Whilst what Einstein held most dear was the freedom of the individual to speak his mind on anything, he was nevertheless willing to change his point of view, which is the hallmark of a true scientist. He turned from pacifism to nations being armed for the defence of personal freedom. Although he was not part of the Manhattan Project assigned to build the first Atomic Bomb, he feared Hitler was building one and urged that America did the same. But once the bomb was invented he used all his influence to try and prevent its use. He failed. He also tried to persuade America to not develop the more powerful H-Bomb.
‘For the remaining ten years of his life,’ writes Isaacson, ‘his passion for advocating a unified governing structure for the globe would rival that for finding a unified field theory that could govern all the forces of nature. Although distinct in most ways, both quests reflected his instincts for transcendent order. In addition, both would display Einstein’s willingness to be nonconformist, to be serenely secure in challenging prevailing attitudes.’
To conclude this adventure of the mind, which I began more out of intuition than anything more objective, I am more convinced than ever that the distinction between divine revelation and imagination or rather the relationship of one with the other, is a very intimate one. I still believe in the word of God, but will put more faith in those God has chosen as his mouthpieces here and now than those who wrote 5000 years ago. I also believe that the some of the greatest recipients of revelation have been those we currently call scientists, and the proof of this are the practical fruits born of those revelations and in the case of creation and evolution, the awe with which we view God’s handiwork and the desire to protect it.

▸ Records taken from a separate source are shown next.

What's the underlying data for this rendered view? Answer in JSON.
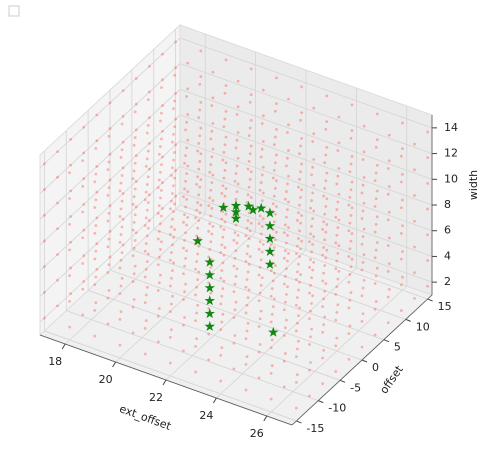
{
  "chart_data": {
    "type": "scatter3d",
    "xlabel": "ext_offset",
    "ylabel": "offset",
    "zlabel": "width",
    "xlim": [
      17,
      27
    ],
    "ylim": [
      -16,
      16
    ],
    "zlim": [
      1,
      15
    ],
    "xticks": [
      18,
      20,
      22,
      24,
      26
    ],
    "yticks": [
      -15,
      -10,
      -5,
      0,
      5,
      10,
      15
    ],
    "zticks": [
      2,
      4,
      6,
      8,
      10,
      12,
      14
    ],
    "grid": true,
    "grid_points": {
      "color": "#ff3b2f",
      "x": [
        17,
        18,
        19,
        20,
        21,
        22,
        23,
        24,
        25,
        26,
        27
      ],
      "y": [
        -15,
        -12,
        -9,
        -6,
        -3,
        0,
        3,
        6,
        9,
        12,
        15
      ],
      "z": [
        2,
        4,
        6,
        8,
        10,
        12,
        14
      ]
    },
    "stars": {
      "color": "#118811",
      "x": [
        22,
        22,
        22,
        22,
        22,
        22,
        22,
        22,
        22,
        21.5,
        22.5,
        23,
        23,
        23,
        23,
        23,
        23,
        22.5,
        21,
        24
      ],
      "y": [
        -6,
        -6,
        -6,
        -6,
        -6,
        -6,
        0,
        0,
        0,
        0,
        0,
        2,
        2,
        2,
        2,
        2,
        0,
        1,
        -3,
        -3
      ],
      "z": [
        2,
        3,
        4,
        5,
        6,
        7,
        9,
        9.5,
        8.5,
        9,
        9.8,
        9,
        8,
        7,
        6,
        5,
        10,
        9.2,
        7,
        2
      ]
    }
  }
}
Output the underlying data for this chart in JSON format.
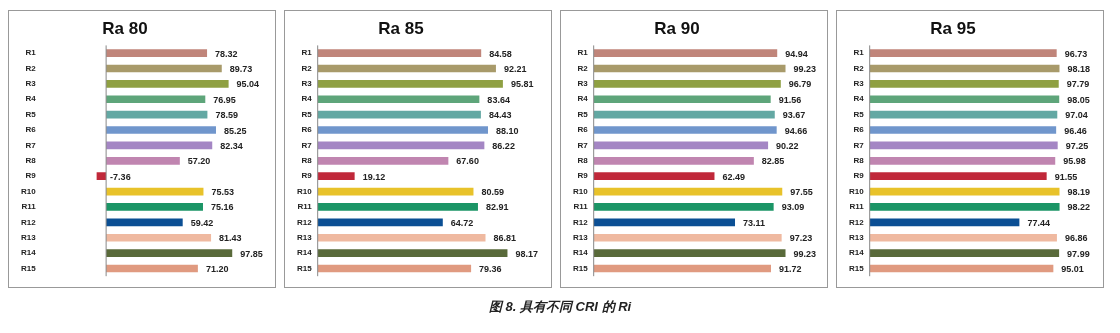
{
  "chart_data": [
    {
      "type": "bar",
      "orientation": "horizontal",
      "title": "Ra 80",
      "categories": [
        "R1",
        "R2",
        "R3",
        "R4",
        "R5",
        "R6",
        "R7",
        "R8",
        "R9",
        "R10",
        "R11",
        "R12",
        "R13",
        "R14",
        "R15"
      ],
      "values": [
        78.32,
        89.73,
        95.04,
        76.95,
        78.59,
        85.25,
        82.34,
        57.2,
        -7.36,
        75.53,
        75.16,
        59.42,
        81.43,
        97.85,
        71.2
      ],
      "value_labels": [
        "78.32",
        "89.73",
        "95.04",
        "76.95",
        "78.59",
        "85.25",
        "82.34",
        "57.20",
        "-7.36",
        "75.53",
        "75.16",
        "59.42",
        "81.43",
        "97.85",
        "71.20"
      ],
      "colors": [
        "#c0857a",
        "#a89a6a",
        "#8fa042",
        "#5ea57a",
        "#63a8a3",
        "#7096cc",
        "#a486c4",
        "#c085b0",
        "#c0283a",
        "#e8c22a",
        "#1b9566",
        "#0b4f94",
        "#efb9a0",
        "#596a3a",
        "#e09a80"
      ],
      "tick_labels": "y",
      "grid": false,
      "annotations": [
        "图 8. 具有不同 CRI 的 Ri"
      ]
    },
    {
      "type": "bar",
      "orientation": "horizontal",
      "title": "Ra 85",
      "categories": [
        "R1",
        "R2",
        "R3",
        "R4",
        "R5",
        "R6",
        "R7",
        "R8",
        "R9",
        "R10",
        "R11",
        "R12",
        "R13",
        "R14",
        "R15"
      ],
      "values": [
        84.58,
        92.21,
        95.81,
        83.64,
        84.43,
        88.1,
        86.22,
        67.6,
        19.12,
        80.59,
        82.91,
        64.72,
        86.81,
        98.17,
        79.36
      ],
      "value_labels": [
        "84.58",
        "92.21",
        "95.81",
        "83.64",
        "84.43",
        "88.10",
        "86.22",
        "67.60",
        "19.12",
        "80.59",
        "82.91",
        "64.72",
        "86.81",
        "98.17",
        "79.36"
      ],
      "colors": [
        "#c0857a",
        "#a89a6a",
        "#8fa042",
        "#5ea57a",
        "#63a8a3",
        "#7096cc",
        "#a486c4",
        "#c085b0",
        "#c0283a",
        "#e8c22a",
        "#1b9566",
        "#0b4f94",
        "#efb9a0",
        "#596a3a",
        "#e09a80"
      ],
      "tick_labels": "y",
      "grid": false
    },
    {
      "type": "bar",
      "orientation": "horizontal",
      "title": "Ra 90",
      "categories": [
        "R1",
        "R2",
        "R3",
        "R4",
        "R5",
        "R6",
        "R7",
        "R8",
        "R9",
        "R10",
        "R11",
        "R12",
        "R13",
        "R14",
        "R15"
      ],
      "values": [
        94.94,
        99.23,
        96.79,
        91.56,
        93.67,
        94.66,
        90.22,
        82.85,
        62.49,
        97.55,
        93.09,
        73.11,
        97.23,
        99.23,
        91.72
      ],
      "value_labels": [
        "94.94",
        "99.23",
        "96.79",
        "91.56",
        "93.67",
        "94.66",
        "90.22",
        "82.85",
        "62.49",
        "97.55",
        "93.09",
        "73.11",
        "97.23",
        "99.23",
        "91.72"
      ],
      "colors": [
        "#c0857a",
        "#a89a6a",
        "#8fa042",
        "#5ea57a",
        "#63a8a3",
        "#7096cc",
        "#a486c4",
        "#c085b0",
        "#c0283a",
        "#e8c22a",
        "#1b9566",
        "#0b4f94",
        "#efb9a0",
        "#596a3a",
        "#e09a80"
      ],
      "tick_labels": "y",
      "grid": false
    },
    {
      "type": "bar",
      "orientation": "horizontal",
      "title": "Ra 95",
      "categories": [
        "R1",
        "R2",
        "R3",
        "R4",
        "R5",
        "R6",
        "R7",
        "R8",
        "R9",
        "R10",
        "R11",
        "R12",
        "R13",
        "R14",
        "R15"
      ],
      "values": [
        96.73,
        98.18,
        97.79,
        98.05,
        97.04,
        96.46,
        97.25,
        95.98,
        91.55,
        98.19,
        98.22,
        77.44,
        96.86,
        97.99,
        95.01
      ],
      "value_labels": [
        "96.73",
        "98.18",
        "97.79",
        "98.05",
        "97.04",
        "96.46",
        "97.25",
        "95.98",
        "91.55",
        "98.19",
        "98.22",
        "77.44",
        "96.86",
        "97.99",
        "95.01"
      ],
      "colors": [
        "#c0857a",
        "#a89a6a",
        "#8fa042",
        "#5ea57a",
        "#63a8a3",
        "#7096cc",
        "#a486c4",
        "#c085b0",
        "#c0283a",
        "#e8c22a",
        "#1b9566",
        "#0b4f94",
        "#efb9a0",
        "#596a3a",
        "#e09a80"
      ],
      "tick_labels": "y",
      "grid": false
    }
  ]
}
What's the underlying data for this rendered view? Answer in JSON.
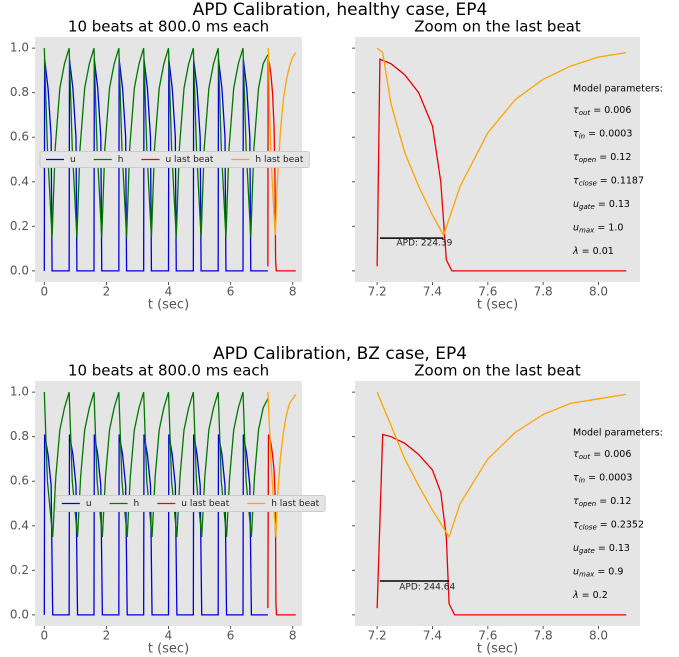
{
  "figures": [
    {
      "title": "APD Calibration, healthy case, EP4"
    },
    {
      "title": "APD Calibration, BZ case, EP4"
    }
  ],
  "chart_data": [
    {
      "type": "line",
      "title": "10 beats at 800.0 ms each",
      "xlabel": "t (sec)",
      "xlim": [
        -0.3,
        8.3
      ],
      "ylim": [
        -0.05,
        1.05
      ],
      "xticks": [
        0,
        2,
        4,
        6,
        8
      ],
      "yticks": [
        {
          "value": 0,
          "label": "0.0"
        },
        0.2,
        0.4,
        0.6,
        0.8,
        {
          "value": 1,
          "label": "1.0"
        }
      ],
      "show_ytick_labels": true,
      "legend": "center left",
      "series": [
        {
          "name": "u",
          "color": "#0000dd",
          "x": [
            0,
            0.01,
            0.12,
            0.22,
            0.25,
            0.8,
            0.81,
            0.92,
            1.02,
            1.05,
            1.6,
            1.61,
            1.72,
            1.82,
            1.85,
            2.4,
            2.41,
            2.52,
            2.62,
            2.65,
            3.2,
            3.21,
            3.32,
            3.42,
            3.45,
            4,
            4.01,
            4.12,
            4.22,
            4.25,
            4.8,
            4.81,
            4.92,
            5.02,
            5.05,
            5.6,
            5.61,
            5.72,
            5.82,
            5.85,
            6.4,
            6.41,
            6.52,
            6.62,
            6.65,
            7.2
          ],
          "values": [
            0,
            0.95,
            0.82,
            0.6,
            0,
            0,
            0.95,
            0.82,
            0.6,
            0,
            0,
            0.95,
            0.82,
            0.6,
            0,
            0,
            0.95,
            0.82,
            0.6,
            0,
            0,
            0.95,
            0.82,
            0.6,
            0,
            0,
            0.95,
            0.82,
            0.6,
            0,
            0,
            0.95,
            0.82,
            0.6,
            0,
            0,
            0.95,
            0.82,
            0.6,
            0,
            0,
            0.95,
            0.82,
            0.6,
            0,
            0
          ]
        },
        {
          "name": "h",
          "color": "#007700",
          "x": [
            0,
            0.1,
            0.25,
            0.35,
            0.5,
            0.65,
            0.8,
            0.9,
            1.05,
            1.15,
            1.3,
            1.45,
            1.6,
            1.7,
            1.85,
            1.95,
            2.1,
            2.25,
            2.4,
            2.5,
            2.65,
            2.75,
            2.9,
            3.05,
            3.2,
            3.3,
            3.45,
            3.55,
            3.7,
            3.85,
            4,
            4.1,
            4.25,
            4.35,
            4.5,
            4.65,
            4.8,
            4.9,
            5.05,
            5.15,
            5.3,
            5.45,
            5.6,
            5.7,
            5.85,
            5.95,
            6.1,
            6.25,
            6.4,
            6.5,
            6.65,
            6.75,
            6.9,
            7.05,
            7.2
          ],
          "values": [
            1,
            0.55,
            0.15,
            0.55,
            0.82,
            0.93,
            1,
            0.55,
            0.15,
            0.55,
            0.82,
            0.93,
            1,
            0.55,
            0.15,
            0.55,
            0.82,
            0.93,
            1,
            0.55,
            0.15,
            0.55,
            0.82,
            0.93,
            1,
            0.55,
            0.15,
            0.55,
            0.82,
            0.93,
            1,
            0.55,
            0.15,
            0.55,
            0.82,
            0.93,
            1,
            0.55,
            0.15,
            0.55,
            0.82,
            0.93,
            1,
            0.55,
            0.15,
            0.55,
            0.82,
            0.93,
            1,
            0.55,
            0.15,
            0.55,
            0.82,
            0.93,
            0.97
          ]
        },
        {
          "name": "u last beat",
          "color": "#ee0000",
          "x": [
            7.2,
            7.21,
            7.25,
            7.3,
            7.35,
            7.4,
            7.43,
            7.45,
            7.47,
            8.1
          ],
          "values": [
            0.02,
            0.95,
            0.93,
            0.88,
            0.8,
            0.65,
            0.4,
            0.05,
            0,
            0
          ]
        },
        {
          "name": "h last beat",
          "color": "#ffa500",
          "x": [
            7.2,
            7.22,
            7.25,
            7.3,
            7.35,
            7.4,
            7.44,
            7.5,
            7.6,
            7.7,
            7.8,
            7.9,
            8,
            8.1
          ],
          "values": [
            1,
            0.98,
            0.75,
            0.53,
            0.38,
            0.25,
            0.16,
            0.38,
            0.62,
            0.77,
            0.86,
            0.92,
            0.96,
            0.98
          ]
        }
      ]
    },
    {
      "type": "line",
      "title": "Zoom on the last beat",
      "xlabel": "t (sec)",
      "xlim": [
        7.12,
        8.15
      ],
      "ylim": [
        -0.05,
        1.05
      ],
      "xticks": [
        7.2,
        7.4,
        7.6,
        7.8,
        {
          "value": 8,
          "label": "8.0"
        }
      ],
      "yticks": [
        0,
        0.2,
        0.4,
        0.6,
        0.8,
        1
      ],
      "show_ytick_labels": false,
      "series": [
        {
          "color": "#ee0000",
          "x": [
            7.2,
            7.21,
            7.25,
            7.3,
            7.35,
            7.4,
            7.43,
            7.45,
            7.47,
            8.1
          ],
          "values": [
            0.02,
            0.95,
            0.93,
            0.88,
            0.8,
            0.65,
            0.4,
            0.05,
            0,
            0
          ]
        },
        {
          "color": "#ffa500",
          "x": [
            7.2,
            7.22,
            7.25,
            7.3,
            7.35,
            7.4,
            7.44,
            7.5,
            7.6,
            7.7,
            7.8,
            7.9,
            8,
            8.1
          ],
          "values": [
            1,
            0.98,
            0.75,
            0.53,
            0.38,
            0.25,
            0.16,
            0.38,
            0.62,
            0.77,
            0.86,
            0.92,
            0.96,
            0.98
          ]
        }
      ],
      "apd_line": {
        "x": [
          7.21,
          7.44
        ],
        "y": 0.147,
        "color": "#000000"
      },
      "annotation": {
        "text": "APD: 224.39",
        "x": 7.27,
        "y": 0.125
      },
      "params_title": "Model parameters:",
      "params": [
        [
          "τ",
          "out",
          " = 0.006"
        ],
        [
          "τ",
          "in",
          " = 0.0003"
        ],
        [
          "τ",
          "open",
          " = 0.12"
        ],
        [
          "τ",
          "close",
          " = 0.1187"
        ],
        [
          "u",
          "gate",
          " = 0.13"
        ],
        [
          "u",
          "max",
          " = 1.0"
        ],
        [
          "λ",
          "",
          " = 0.01"
        ]
      ]
    },
    {
      "type": "line",
      "title": "10 beats at 800.0 ms each",
      "xlabel": "t (sec)",
      "xlim": [
        -0.3,
        8.3
      ],
      "ylim": [
        -0.05,
        1.05
      ],
      "xticks": [
        0,
        2,
        4,
        6,
        8
      ],
      "yticks": [
        {
          "value": 0,
          "label": "0.0"
        },
        0.2,
        0.4,
        0.6,
        0.8,
        {
          "value": 1,
          "label": "1.0"
        }
      ],
      "show_ytick_labels": true,
      "legend": "center",
      "series": [
        {
          "name": "u",
          "color": "#0000dd",
          "x": [
            0,
            0.01,
            0.12,
            0.22,
            0.27,
            0.8,
            0.81,
            0.92,
            1.02,
            1.07,
            1.6,
            1.61,
            1.72,
            1.82,
            1.87,
            2.4,
            2.41,
            2.52,
            2.62,
            2.67,
            3.2,
            3.21,
            3.32,
            3.42,
            3.47,
            4,
            4.01,
            4.12,
            4.22,
            4.27,
            4.8,
            4.81,
            4.92,
            5.02,
            5.07,
            5.6,
            5.61,
            5.72,
            5.82,
            5.87,
            6.4,
            6.41,
            6.52,
            6.62,
            6.67,
            7.2
          ],
          "values": [
            0,
            0.81,
            0.72,
            0.58,
            0,
            0,
            0.81,
            0.72,
            0.58,
            0,
            0,
            0.81,
            0.72,
            0.58,
            0,
            0,
            0.81,
            0.72,
            0.58,
            0,
            0,
            0.81,
            0.72,
            0.58,
            0,
            0,
            0.81,
            0.72,
            0.58,
            0,
            0,
            0.81,
            0.72,
            0.58,
            0,
            0,
            0.81,
            0.72,
            0.58,
            0,
            0,
            0.81,
            0.72,
            0.58,
            0,
            0
          ]
        },
        {
          "name": "h",
          "color": "#007700",
          "x": [
            0,
            0.1,
            0.27,
            0.37,
            0.5,
            0.65,
            0.8,
            0.9,
            1.07,
            1.17,
            1.3,
            1.45,
            1.6,
            1.7,
            1.87,
            1.97,
            2.1,
            2.25,
            2.4,
            2.5,
            2.67,
            2.77,
            2.9,
            3.05,
            3.2,
            3.3,
            3.47,
            3.57,
            3.7,
            3.85,
            4,
            4.1,
            4.27,
            4.37,
            4.5,
            4.65,
            4.8,
            4.9,
            5.07,
            5.17,
            5.3,
            5.45,
            5.6,
            5.7,
            5.87,
            5.97,
            6.1,
            6.25,
            6.4,
            6.5,
            6.67,
            6.77,
            6.9,
            7.05,
            7.2
          ],
          "values": [
            1,
            0.6,
            0.35,
            0.62,
            0.83,
            0.93,
            1,
            0.6,
            0.35,
            0.62,
            0.83,
            0.93,
            1,
            0.6,
            0.35,
            0.62,
            0.83,
            0.93,
            1,
            0.6,
            0.35,
            0.62,
            0.83,
            0.93,
            1,
            0.6,
            0.35,
            0.62,
            0.83,
            0.93,
            1,
            0.6,
            0.35,
            0.62,
            0.83,
            0.93,
            1,
            0.6,
            0.35,
            0.62,
            0.83,
            0.93,
            1,
            0.6,
            0.35,
            0.62,
            0.83,
            0.93,
            1,
            0.6,
            0.35,
            0.62,
            0.83,
            0.93,
            0.97
          ]
        },
        {
          "name": "u last beat",
          "color": "#ee0000",
          "x": [
            7.2,
            7.22,
            7.25,
            7.3,
            7.35,
            7.4,
            7.43,
            7.45,
            7.46,
            7.48,
            8.1
          ],
          "values": [
            0.03,
            0.81,
            0.8,
            0.77,
            0.72,
            0.65,
            0.55,
            0.35,
            0.05,
            0,
            0
          ]
        },
        {
          "name": "h last beat",
          "color": "#ffa500",
          "x": [
            7.2,
            7.25,
            7.3,
            7.35,
            7.4,
            7.46,
            7.5,
            7.6,
            7.7,
            7.8,
            7.9,
            8,
            8.1
          ],
          "values": [
            1,
            0.85,
            0.7,
            0.58,
            0.47,
            0.35,
            0.5,
            0.7,
            0.82,
            0.9,
            0.95,
            0.97,
            0.99
          ]
        }
      ]
    },
    {
      "type": "line",
      "title": "Zoom on the last beat",
      "xlabel": "t (sec)",
      "xlim": [
        7.12,
        8.15
      ],
      "ylim": [
        -0.05,
        1.05
      ],
      "xticks": [
        7.2,
        7.4,
        7.6,
        7.8,
        {
          "value": 8,
          "label": "8.0"
        }
      ],
      "yticks": [
        0,
        0.2,
        0.4,
        0.6,
        0.8,
        1
      ],
      "show_ytick_labels": false,
      "series": [
        {
          "color": "#ee0000",
          "x": [
            7.2,
            7.22,
            7.25,
            7.3,
            7.35,
            7.4,
            7.43,
            7.45,
            7.46,
            7.48,
            8.1
          ],
          "values": [
            0.03,
            0.81,
            0.8,
            0.77,
            0.72,
            0.65,
            0.55,
            0.35,
            0.05,
            0,
            0
          ]
        },
        {
          "color": "#ffa500",
          "x": [
            7.2,
            7.25,
            7.3,
            7.35,
            7.4,
            7.46,
            7.5,
            7.6,
            7.7,
            7.8,
            7.9,
            8,
            8.1
          ],
          "values": [
            1,
            0.85,
            0.7,
            0.58,
            0.47,
            0.35,
            0.5,
            0.7,
            0.82,
            0.9,
            0.95,
            0.97,
            0.99
          ]
        }
      ],
      "apd_line": {
        "x": [
          7.21,
          7.46
        ],
        "y": 0.152,
        "color": "#000000"
      },
      "annotation": {
        "text": "APD: 244.64",
        "x": 7.28,
        "y": 0.125
      },
      "params_title": "Model parameters:",
      "params": [
        [
          "τ",
          "out",
          " = 0.006"
        ],
        [
          "τ",
          "in",
          " = 0.0003"
        ],
        [
          "τ",
          "open",
          " = 0.12"
        ],
        [
          "τ",
          "close",
          " = 0.2352"
        ],
        [
          "u",
          "gate",
          " = 0.13"
        ],
        [
          "u",
          "max",
          " = 0.9"
        ],
        [
          "λ",
          "",
          " = 0.2"
        ]
      ]
    }
  ]
}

But having said this about past writers, I recently attended an endowment session in the Preston Temple and as usual sat pondering the creation. Before leaving the celestial room I picked up a Bible and randomly opened it. The verses that caught my immediate attention were Ecclesiastes 8:16-17 which I quote omitting the line in verse 16 that is bracketed:
'When I applied mine heart to know wisdom, and to see the business that is done upon the Earth, I beheld all the work of God, that a man cannot find out the work that is done under the sun: because though a man labour to seek it out, yet he shall not find it; yea further; though a wise man think to know it, yet shall he not be able to find it.'
Nevertheless, you cannot blame man for trying so long as he is humble enough to acknowledge that God has many mysteries he still keeps to Himself.
Albert and second wife Elsa..
His political philosophy Isaacson summarised in two paragraphs:
‘Throughout his life, Einstein was consistent in the fundamental premises of his politics. Ever since his student days in Switzerland, he had supported socialist economic policies tempered by a strong instinct for individual freedom, personal autonomy, democratic institutions, and protection of liberties. He befriended many of the democratic socialist leaders in Britain and America, such as Bertrand Russell and Norman Thomas, and in 1949 he wrote an influential essay for the inaugural issue of the Monthly Review entitled, Why Socialism.
In it he argued that unrestrained capitalism produced great disparity of wealth, cycles of boom and depression, and festered levels of unemployment. The system encouraged selfishness instead of cooperation, and acquiring wealth rather than serving others. People were educated for careers rather than for a love of work and creativity. And political parties became corrupted by political contributions from owners of great capital.’
Looking back over the past fifty or more years the above reads like pure prophecy.